I slaved over worked on this book most of last year and the early part of this year and I'm happy to see it moving toward its release in December (just in time for Christmas gifting--hint, hint!).

This book devotes a full month to each chapter, guiding you along  with the tasks you should be doing in your garden including planning, planting, caring, watering, fertilizing, and problem-solving. It covers the major plant and garden categories of annuals, bulbs, edibles, houseplants, lawn,  perennials, roses, shrubs, trees, vines and groundcovers, and water gardens and is heavily illustrated with full-color photos. This book is great for new and intermediate gardeners or any gardener who has relocated to or within California.

And here's a question for you: What do you think of the cover? I'd love your feedback!

Saturday, May 24, 2014

Rainier Cherries!

This is the first year that I've had any cherries on my Rainier cherry tree and ever since I noticed the tiny fruits starting to color up, I've been checking them daily. The sum total of my first crop: 5 cherries! I was certain that the birds were going to beat me to them, but today I plucked the reddest cherry to see if they were ripe enough and couldn't believe how perfect and delicious they were! They were unblemished and juicy with just the right balance of sweetness and tartness in the golden flesh.

You have to be patient when you grow cherries. It takes three or four years to get the first crop and another three or four years beyond that for the tree to reach maturity. And for most cultivars, you have to have another compatible variety of cherry tree nearby to pollinate it. I've been meaning to graft another variety onto my tree for cross-pollination, but never seem to get it done. Some neighbors have fortunately planted two Bing cherry trees in their front yard, so it seems the cross-pollination issue has been taken care of.

So yes, it's only 5 cherries this year. But over the next few years, I should get a bigger crop each year.

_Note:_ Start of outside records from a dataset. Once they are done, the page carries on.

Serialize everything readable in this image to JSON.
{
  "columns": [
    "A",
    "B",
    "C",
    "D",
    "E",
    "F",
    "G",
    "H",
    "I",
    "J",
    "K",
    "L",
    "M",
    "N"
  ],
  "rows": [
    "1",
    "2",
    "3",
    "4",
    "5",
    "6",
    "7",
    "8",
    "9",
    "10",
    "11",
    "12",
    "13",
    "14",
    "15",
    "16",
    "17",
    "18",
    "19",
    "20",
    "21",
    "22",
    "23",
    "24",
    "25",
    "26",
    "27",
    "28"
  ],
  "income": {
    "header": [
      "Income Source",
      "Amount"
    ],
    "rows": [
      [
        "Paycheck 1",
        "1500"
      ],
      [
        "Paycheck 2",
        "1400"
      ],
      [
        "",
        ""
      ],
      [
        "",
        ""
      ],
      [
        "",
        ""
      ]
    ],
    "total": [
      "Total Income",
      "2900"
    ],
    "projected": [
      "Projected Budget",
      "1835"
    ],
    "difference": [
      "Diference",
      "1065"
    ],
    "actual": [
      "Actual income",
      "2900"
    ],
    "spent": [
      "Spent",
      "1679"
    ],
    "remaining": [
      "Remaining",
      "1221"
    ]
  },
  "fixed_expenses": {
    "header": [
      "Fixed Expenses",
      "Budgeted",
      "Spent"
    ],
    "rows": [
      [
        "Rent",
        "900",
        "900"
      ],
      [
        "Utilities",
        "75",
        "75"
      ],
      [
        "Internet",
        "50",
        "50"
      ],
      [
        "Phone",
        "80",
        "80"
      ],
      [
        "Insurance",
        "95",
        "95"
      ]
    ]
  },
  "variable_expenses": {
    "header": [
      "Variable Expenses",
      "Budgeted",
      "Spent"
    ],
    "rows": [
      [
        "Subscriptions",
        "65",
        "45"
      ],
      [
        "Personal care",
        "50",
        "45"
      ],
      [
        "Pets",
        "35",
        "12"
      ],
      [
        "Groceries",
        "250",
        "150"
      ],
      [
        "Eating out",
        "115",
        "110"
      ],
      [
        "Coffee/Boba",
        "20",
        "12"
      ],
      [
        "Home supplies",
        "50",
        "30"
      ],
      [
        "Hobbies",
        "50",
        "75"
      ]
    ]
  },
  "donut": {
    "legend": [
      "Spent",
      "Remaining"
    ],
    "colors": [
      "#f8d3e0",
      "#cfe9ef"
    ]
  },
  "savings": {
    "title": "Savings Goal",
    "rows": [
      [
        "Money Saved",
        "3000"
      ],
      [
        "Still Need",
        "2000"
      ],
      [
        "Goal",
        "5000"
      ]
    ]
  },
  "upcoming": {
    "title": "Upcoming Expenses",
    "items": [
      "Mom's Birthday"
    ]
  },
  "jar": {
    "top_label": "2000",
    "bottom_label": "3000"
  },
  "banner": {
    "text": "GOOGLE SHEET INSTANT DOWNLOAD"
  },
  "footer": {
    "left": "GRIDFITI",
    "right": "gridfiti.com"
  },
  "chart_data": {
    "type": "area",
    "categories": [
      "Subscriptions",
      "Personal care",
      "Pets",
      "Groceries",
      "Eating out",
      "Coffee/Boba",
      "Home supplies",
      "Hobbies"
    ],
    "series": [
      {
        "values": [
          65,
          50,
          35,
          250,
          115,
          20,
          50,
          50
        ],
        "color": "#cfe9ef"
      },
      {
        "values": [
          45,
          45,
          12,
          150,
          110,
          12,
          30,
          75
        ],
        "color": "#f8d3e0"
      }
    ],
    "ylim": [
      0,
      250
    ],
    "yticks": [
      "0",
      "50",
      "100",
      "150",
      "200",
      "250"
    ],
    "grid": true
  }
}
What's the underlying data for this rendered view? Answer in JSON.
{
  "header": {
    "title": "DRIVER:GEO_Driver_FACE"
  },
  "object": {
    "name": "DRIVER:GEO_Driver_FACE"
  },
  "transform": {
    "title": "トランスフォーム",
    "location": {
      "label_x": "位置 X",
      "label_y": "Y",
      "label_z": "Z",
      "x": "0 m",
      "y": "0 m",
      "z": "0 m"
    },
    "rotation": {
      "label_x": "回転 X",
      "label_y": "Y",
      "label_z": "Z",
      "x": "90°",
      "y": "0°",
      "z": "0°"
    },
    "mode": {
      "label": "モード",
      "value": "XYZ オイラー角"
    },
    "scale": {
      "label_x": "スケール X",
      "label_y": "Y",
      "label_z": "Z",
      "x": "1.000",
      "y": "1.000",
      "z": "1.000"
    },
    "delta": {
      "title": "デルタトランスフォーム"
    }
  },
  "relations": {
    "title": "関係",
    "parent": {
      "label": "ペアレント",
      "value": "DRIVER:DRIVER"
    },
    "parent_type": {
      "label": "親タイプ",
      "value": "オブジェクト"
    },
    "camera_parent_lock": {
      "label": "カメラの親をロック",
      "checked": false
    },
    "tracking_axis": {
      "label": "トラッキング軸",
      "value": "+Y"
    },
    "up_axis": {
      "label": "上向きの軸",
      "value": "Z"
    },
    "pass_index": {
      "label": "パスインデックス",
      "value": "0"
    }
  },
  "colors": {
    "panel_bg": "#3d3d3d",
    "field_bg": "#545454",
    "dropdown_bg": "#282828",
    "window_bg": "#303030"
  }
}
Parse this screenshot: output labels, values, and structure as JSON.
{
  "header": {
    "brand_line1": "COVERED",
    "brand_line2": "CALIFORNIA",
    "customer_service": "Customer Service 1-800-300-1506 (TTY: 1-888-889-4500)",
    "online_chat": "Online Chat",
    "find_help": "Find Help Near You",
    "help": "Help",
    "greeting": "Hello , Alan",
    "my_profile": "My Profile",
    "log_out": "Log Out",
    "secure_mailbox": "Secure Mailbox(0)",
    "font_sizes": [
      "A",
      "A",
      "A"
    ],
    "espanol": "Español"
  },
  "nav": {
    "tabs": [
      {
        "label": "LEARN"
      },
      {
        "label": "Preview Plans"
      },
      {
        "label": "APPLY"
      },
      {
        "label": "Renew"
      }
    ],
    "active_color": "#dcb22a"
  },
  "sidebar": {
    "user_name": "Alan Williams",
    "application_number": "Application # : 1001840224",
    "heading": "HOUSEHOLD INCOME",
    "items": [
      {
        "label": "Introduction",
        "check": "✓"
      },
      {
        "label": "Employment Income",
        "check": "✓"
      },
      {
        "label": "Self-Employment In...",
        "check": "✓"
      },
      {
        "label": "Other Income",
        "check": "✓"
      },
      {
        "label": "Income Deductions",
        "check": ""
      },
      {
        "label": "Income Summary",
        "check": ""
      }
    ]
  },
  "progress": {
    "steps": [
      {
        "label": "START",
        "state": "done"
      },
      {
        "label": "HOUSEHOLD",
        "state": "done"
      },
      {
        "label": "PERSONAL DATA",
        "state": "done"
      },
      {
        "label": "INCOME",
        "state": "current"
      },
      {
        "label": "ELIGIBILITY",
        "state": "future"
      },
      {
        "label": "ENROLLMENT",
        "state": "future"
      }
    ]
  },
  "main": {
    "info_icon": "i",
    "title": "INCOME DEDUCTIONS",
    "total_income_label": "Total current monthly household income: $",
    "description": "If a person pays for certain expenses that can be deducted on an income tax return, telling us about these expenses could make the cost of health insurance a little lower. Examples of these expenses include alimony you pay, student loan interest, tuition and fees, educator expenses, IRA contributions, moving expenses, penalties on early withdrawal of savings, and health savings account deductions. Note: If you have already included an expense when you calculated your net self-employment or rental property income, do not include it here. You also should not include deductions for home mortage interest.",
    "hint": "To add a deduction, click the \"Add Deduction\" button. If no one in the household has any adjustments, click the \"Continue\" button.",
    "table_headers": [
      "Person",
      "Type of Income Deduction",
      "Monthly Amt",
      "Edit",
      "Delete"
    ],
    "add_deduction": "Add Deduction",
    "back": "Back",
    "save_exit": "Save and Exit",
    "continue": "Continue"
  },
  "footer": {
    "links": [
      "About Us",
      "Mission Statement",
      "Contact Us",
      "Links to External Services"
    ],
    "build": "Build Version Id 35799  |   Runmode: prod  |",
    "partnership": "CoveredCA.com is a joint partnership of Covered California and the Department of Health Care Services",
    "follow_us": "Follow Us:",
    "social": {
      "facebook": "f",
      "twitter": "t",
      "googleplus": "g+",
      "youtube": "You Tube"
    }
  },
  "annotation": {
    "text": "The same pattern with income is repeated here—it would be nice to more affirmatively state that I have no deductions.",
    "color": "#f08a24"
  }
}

Eventually, I'll have a big enough harvest for a pie, or some jam, maybe some chutney, not to mention eating fresh. But today, life is a very small bowl of cherries and I'm OK with that.



Thursday, May 15, 2014

The Garden Conservancy's Open Days in the Bay Area

If you've ever wanted a sneak peak into some of the finest private gardens in the country, you should be checking out The Garden Conservancy's Open Days program. Since 1995 this program has organized self-guided tours through gardens that you would never otherwise get a chance to view. There is a $5 admission fee to each garden but you don't have to register or buy tickets in advance.

In the East Bay two private gardens in Lafayette and one in Oakland will be open on May 31. These gardens appear to be a great combination of plants, sculpture, and amazing design concepts. Check out the East Bay Open Day page for information and a couple photos of what's in store.

In Marin County you can visit four gardens in Belvedere, San Rafael, and Tiburon on June 7. In addition to great landscapes, these gardens also offer some sweeping views of the bay and beyond. Check out the Marin County Open Day page for information and photos.

San Francisco's Open Day is June 21 and it offers up five gardens that show just how exciting and creative urban gardening can be. Most of these gardens are really tucked-away secret spots you'd never even know about but they have been expertly designed to make the most of limited space. Check out the San Francisco Open Day page for details on this tour.